If you believe the words of doom and gloom that were bandied about days before the election for Grand Chief, the Cree Nation will be in ruins and rubble by this time next year.

One of the items on former – yes, that’s right, former -Grand Chief Ted Moses’ website warns that the guaranteed $70 million owed to the Crees will stop pouring into our bank accounts. Another states that the Cree Nation will not be viewed as credible people to negotiate with. Yet another says there would be a loss of forestry protection, a loss in jobs, loss of funding for expanded health services, loss of game wardens. The most frightening for us law-abiding Crees is that we will lose our peace keepers. In other words, the Cree Nation, if it voted for Matthew Mukash, would plunge into a state of total anarchy.

Imagine the headlines in future issues of the Nation; CREE BANK ACCOUNTS EMPTY!; ENTIRE WORLD REFUSES TO DEAL WITH CREE; EEYOU ISTCHEE’S FORESTS GONE FOREVER; PANHANDLING EPIDEMIC!; DIALYSIS MACHINES REPOSSESSED; BANDS OF POACHERS RUNNING RAMPANT!; CRIME RATE SKYROCKETS!; MUKASH IN HIDING AS MOSES REBELS TAKE NEMASKA!

It looks like the only people who are going to be having any fun in our future are poachers, criminals and headline writers.
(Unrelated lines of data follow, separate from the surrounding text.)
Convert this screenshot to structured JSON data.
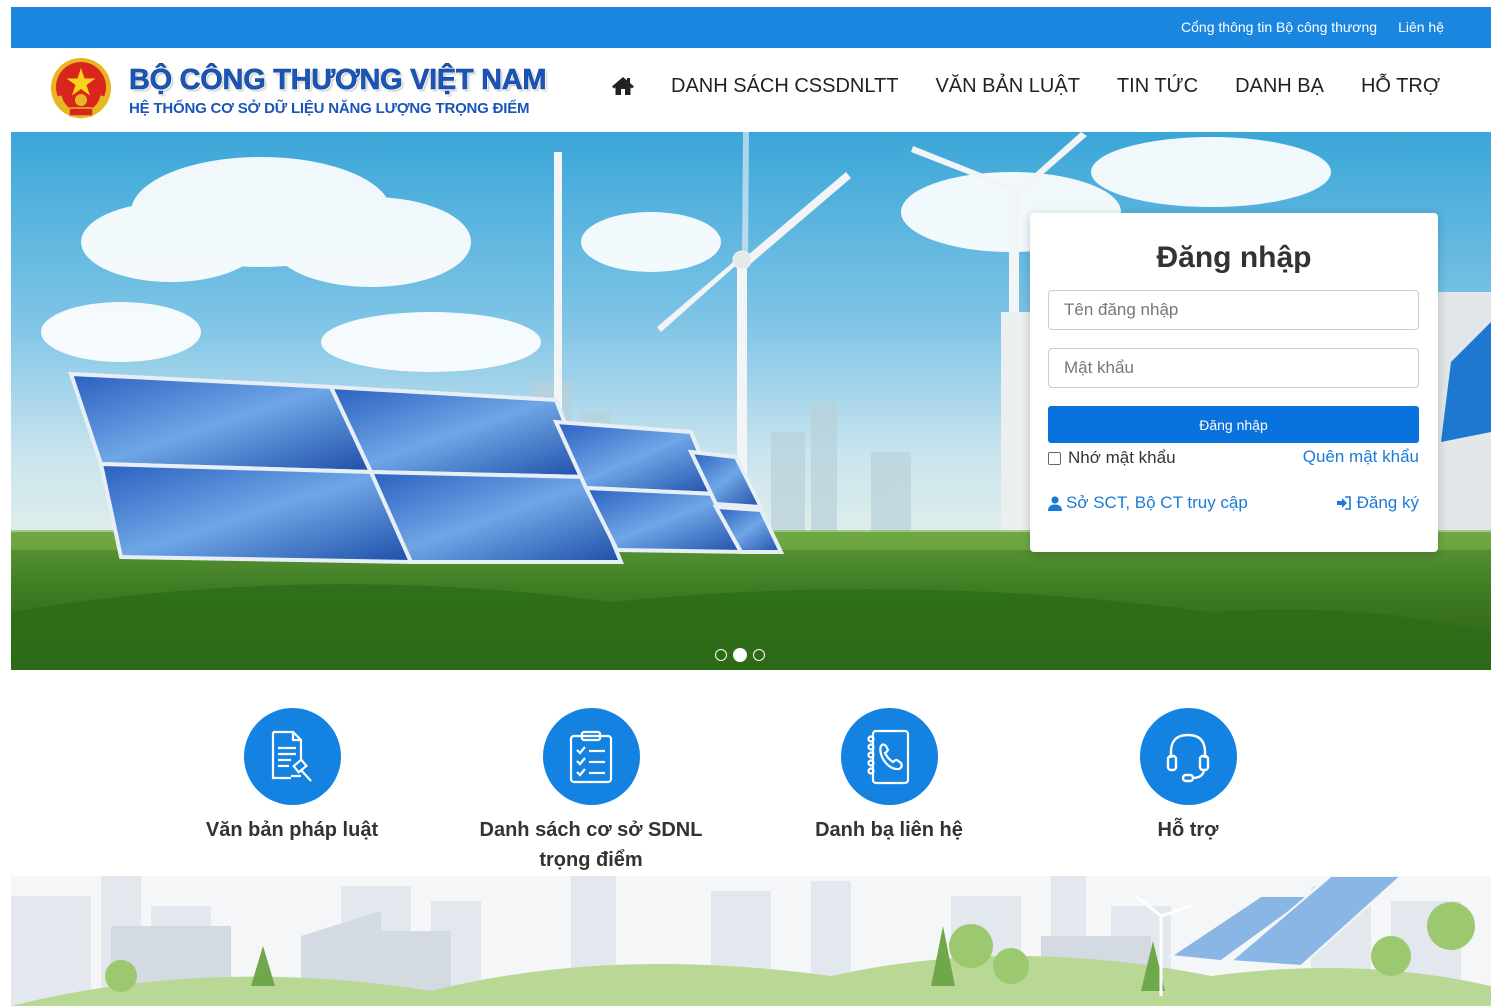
{
  "topbar": {
    "link1": "Cổng thông tin Bộ công thương",
    "link2": "Liên hệ"
  },
  "brand": {
    "title": "BỘ CÔNG THƯƠNG VIỆT NAM",
    "subtitle": "HỆ THỐNG CƠ SỞ DỮ LIỆU NĂNG LƯỢNG TRỌNG ĐIỂM"
  },
  "nav": {
    "items": [
      "DANH SÁCH CSSDNLTT",
      "VĂN BẢN LUẬT",
      "TIN TỨC",
      "DANH BẠ",
      "HỖ TRỢ"
    ]
  },
  "login": {
    "title": "Đăng nhập",
    "username_placeholder": "Tên đăng nhập",
    "password_placeholder": "Mật khẩu",
    "submit": "Đăng nhập",
    "remember": "Nhớ mật khẩu",
    "forgot": "Quên mật khẩu",
    "sct_access": "Sở SCT, Bộ CT truy cập",
    "register": "Đăng ký"
  },
  "carousel": {
    "active_index": 1,
    "count": 3
  },
  "features": [
    {
      "label": "Văn bản pháp luật",
      "icon": "document-icon"
    },
    {
      "label": "Danh sách cơ sở SDNL trọng điểm",
      "icon": "checklist-icon"
    },
    {
      "label": "Danh bạ liên hệ",
      "icon": "phonebook-icon"
    },
    {
      "label": "Hỗ trợ",
      "icon": "headset-icon"
    }
  ],
  "colors": {
    "primary": "#1a86e0",
    "brand": "#1a56b8",
    "button": "#0a72dc",
    "link": "#1a7bd6"
  }
}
Moses’ website wasn’t the only source of such dire warnings. A Mukash hater from Whapmagoostui phoned and apparently warned the Mocreebec people that his hometown candidate was a vile pagan sorcerer, or words to that effect. Luckily for Matthew Mukash, Mocreebec voters recognize and resist demagoguery. Or it could be that they just prefer to have vile pagan sorcerers as their chiefs, I don’t know, I’m as baffled as you are.
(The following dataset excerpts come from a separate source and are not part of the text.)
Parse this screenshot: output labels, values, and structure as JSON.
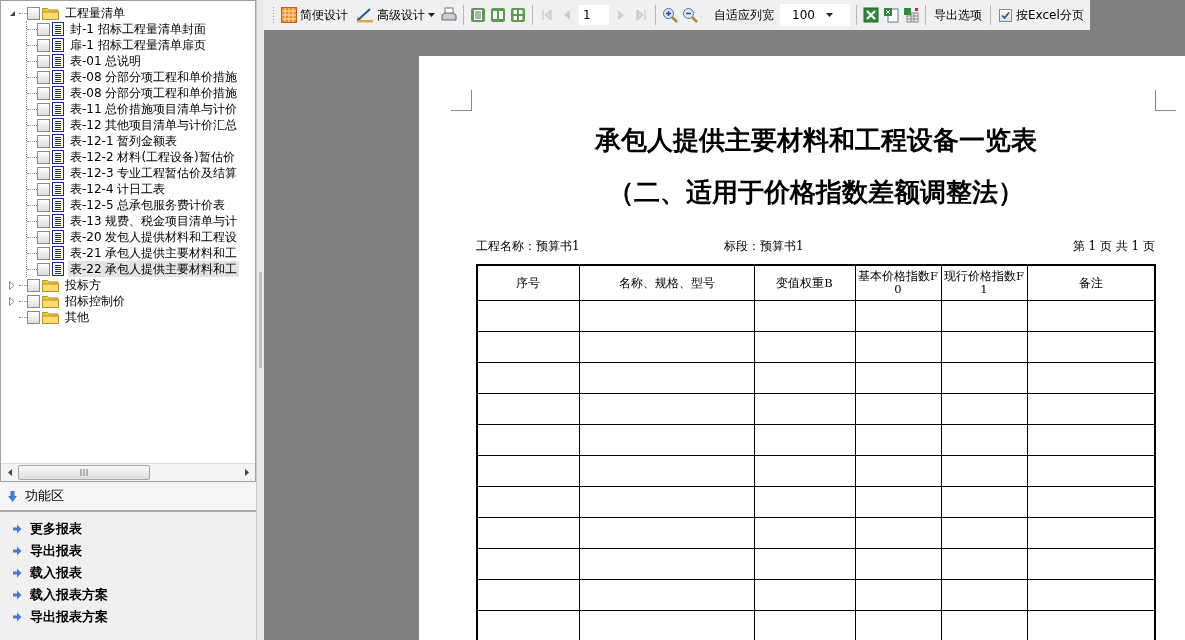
{
  "tree": [
    {
      "label": "工程量清单",
      "kind": "folder",
      "expanded": true,
      "checked": false,
      "children": [
        {
          "label": "封-1 招标工程量清单封面",
          "kind": "report",
          "checked": false,
          "selected": false
        },
        {
          "label": "扉-1 招标工程量清单扉页",
          "kind": "report",
          "checked": false,
          "selected": false
        },
        {
          "label": "表-01 总说明",
          "kind": "report",
          "checked": false,
          "selected": false
        },
        {
          "label": "表-08 分部分项工程和单价措施",
          "kind": "report",
          "checked": false,
          "selected": false
        },
        {
          "label": "表-08 分部分项工程和单价措施",
          "kind": "report",
          "checked": false,
          "selected": false
        },
        {
          "label": "表-11 总价措施项目清单与计价",
          "kind": "report",
          "checked": false,
          "selected": false
        },
        {
          "label": "表-12 其他项目清单与计价汇总",
          "kind": "report",
          "checked": false,
          "selected": false
        },
        {
          "label": "表-12-1 暂列金额表",
          "kind": "report",
          "checked": false,
          "selected": false
        },
        {
          "label": "表-12-2 材料(工程设备)暂估价",
          "kind": "report",
          "checked": false,
          "selected": false
        },
        {
          "label": "表-12-3 专业工程暂估价及结算",
          "kind": "report",
          "checked": false,
          "selected": false
        },
        {
          "label": "表-12-4 计日工表",
          "kind": "report",
          "checked": false,
          "selected": false
        },
        {
          "label": "表-12-5 总承包服务费计价表",
          "kind": "report",
          "checked": false,
          "selected": false
        },
        {
          "label": "表-13 规费、税金项目清单与计",
          "kind": "report",
          "checked": false,
          "selected": false
        },
        {
          "label": "表-20 发包人提供材料和工程设",
          "kind": "report",
          "checked": false,
          "selected": false
        },
        {
          "label": "表-21 承包人提供主要材料和工",
          "kind": "report",
          "checked": false,
          "selected": false
        },
        {
          "label": "表-22 承包人提供主要材料和工",
          "kind": "report",
          "checked": false,
          "selected": true
        }
      ]
    },
    {
      "label": "投标方",
      "kind": "folder",
      "expanded": false,
      "checked": false
    },
    {
      "label": "招标控制价",
      "kind": "folder",
      "expanded": false,
      "checked": false
    },
    {
      "label": "其他",
      "kind": "folder",
      "checked": false
    }
  ],
  "function_panel": {
    "title": "功能区",
    "links": [
      "更多报表",
      "导出报表",
      "载入报表",
      "载入报表方案",
      "导出报表方案"
    ]
  },
  "toolbar": {
    "simple_design": "简便设计",
    "advanced_design": "高级设计",
    "page": "1",
    "fit_columns": "自适应列宽",
    "zoom": "100",
    "export_options": "导出选项",
    "excel_paging": {
      "label": "按Excel分页",
      "checked": true
    }
  },
  "report": {
    "title": "承包人提供主要材料和工程设备一览表",
    "subtitle": "（二、适用于价格指数差额调整法）",
    "project": "工程名称：预算书1",
    "section": "标段：预算书1",
    "page_info": "第 1 页  共 1 页",
    "columns": [
      "序号",
      "名称、规格、型号",
      "变值权重B",
      "基本价格指数F0",
      "现行价格指数F1",
      "备注"
    ]
  }
}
A very similar accusation was reported to have been broadcast over Mistissini’s airwaves just before the run-off election by someone who shall, for now, remain nameless. Fortunately, for the Mistissini media’s sterling reputation, the hapless and lowly radio employee who authorized such slander to air was severely admonished. On the air or not I do not yet know.

I really didn’t foresee it, but my colleagues and I were dragged into the filth when the Grand Council’s website used a critique of Rezolution Pictures’ award-winning documentary, One More River, to stage a pre-emptive strike against Matthew Mukash weeks before the election. The website’s authors practically accused me of being just being another drunken Cree party guy (guilty!), and characterized Mukash as some Svengali-like character pulling the strings and manipulating the filmmakers for his own gains.
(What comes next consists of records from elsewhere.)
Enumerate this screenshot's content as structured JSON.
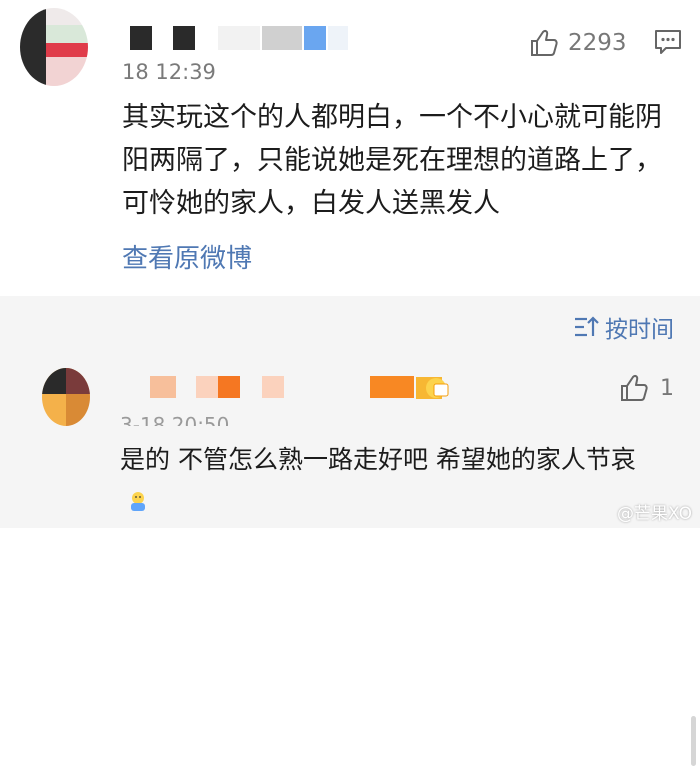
{
  "comment": {
    "time": "18 12:39",
    "like_count": "2293",
    "body": "其实玩这个的人都明白，一个不小心就可能阴阳两隔了，只能说她是死在理想的道路上了，可怜她的家人，白发人送黑发人",
    "view_original": "查看原微博"
  },
  "sort": {
    "label": "按时间"
  },
  "reply": {
    "time": "3-18 20:50",
    "like_count": "1",
    "body": "是的 不管怎么熟一路走好吧 希望她的家人节哀"
  },
  "watermark": {
    "text": "@芒果XO"
  },
  "colors": {
    "link": "#4f78b3",
    "divider_bg": "#f5f5f5"
  }
}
Fear mongerers and demagogues, whether they win or lose an election, do make a huge impression on voters, judging by the entries in the www’s tedmoses.com guestbook link. Many of the site’s entries contain petitions to God to spare the Cree Nation from certain apocalypse now that Matthew Mukash has been elected. Many expressed true fear that Mukash will only bring misery, rending of garments and gnashing of teeth to our Nation. Perhaps those reactions came to pass because of the heat of the moment and people will soon come to their senses and realize that it was only politics.

My only prediction in this election that even came close to being true was that it was going to turn dirty. But even I was surprised to see how low some Cree politicians have sunk. I didn’t expect Cree politics to actually soil itself. So I guess I was only half right.

I’ve been following Cree politics with pointed interest now for about 20 years and tracked its lumbering and steady metamorphosis. I remember elections past when a candidate’s campaign consisted of posting their resumes, with a one-page platform tacked on, at the local Northern Store. Then, maybe, they might go on-air for a chat at their local radio station.

In those long-gone days they might as well have campaigned for their opponents. That’s how docile the candidates were. It didn’t matter who won then. We still stood united, the stakes were low and no one had anything to lose save a high-paying job and maybe a smidgen of pride.

I don’t know when the exact turning point was, but I remember listening to a candidates’ debate on a CBC North broadcast several elections back. Back then, I believe the field was comprised of no more than six candidates. Mistissini candidate Kenny Loon had the floor when all of a sudden Ted Moses interrupted him. I don’t remember what Moses said, but I do recall Loon’s response. I find it difficult to translate his reaction into English so I’ll attempt writing it out in Cree phonetically. Bear with me. “Boyh! Shash Jimayayhjen!”

I remember finding Kenny Loon’s reply so funny, and so Cree, that I burst out laughing. I found the incident unusual enough that I related the story to several of my bored and apathetic friends. Perhaps that was when the change began, I don’t know. But I bet those disinterested friends of mine were following this election and actually went out to vote.

A prediction regarding future Cree elections: Desperate, yet slightly more sophisticated and subtle fear mongering and actual kissing (yuck!) for photo ops of bawling Cree babies. Yuck!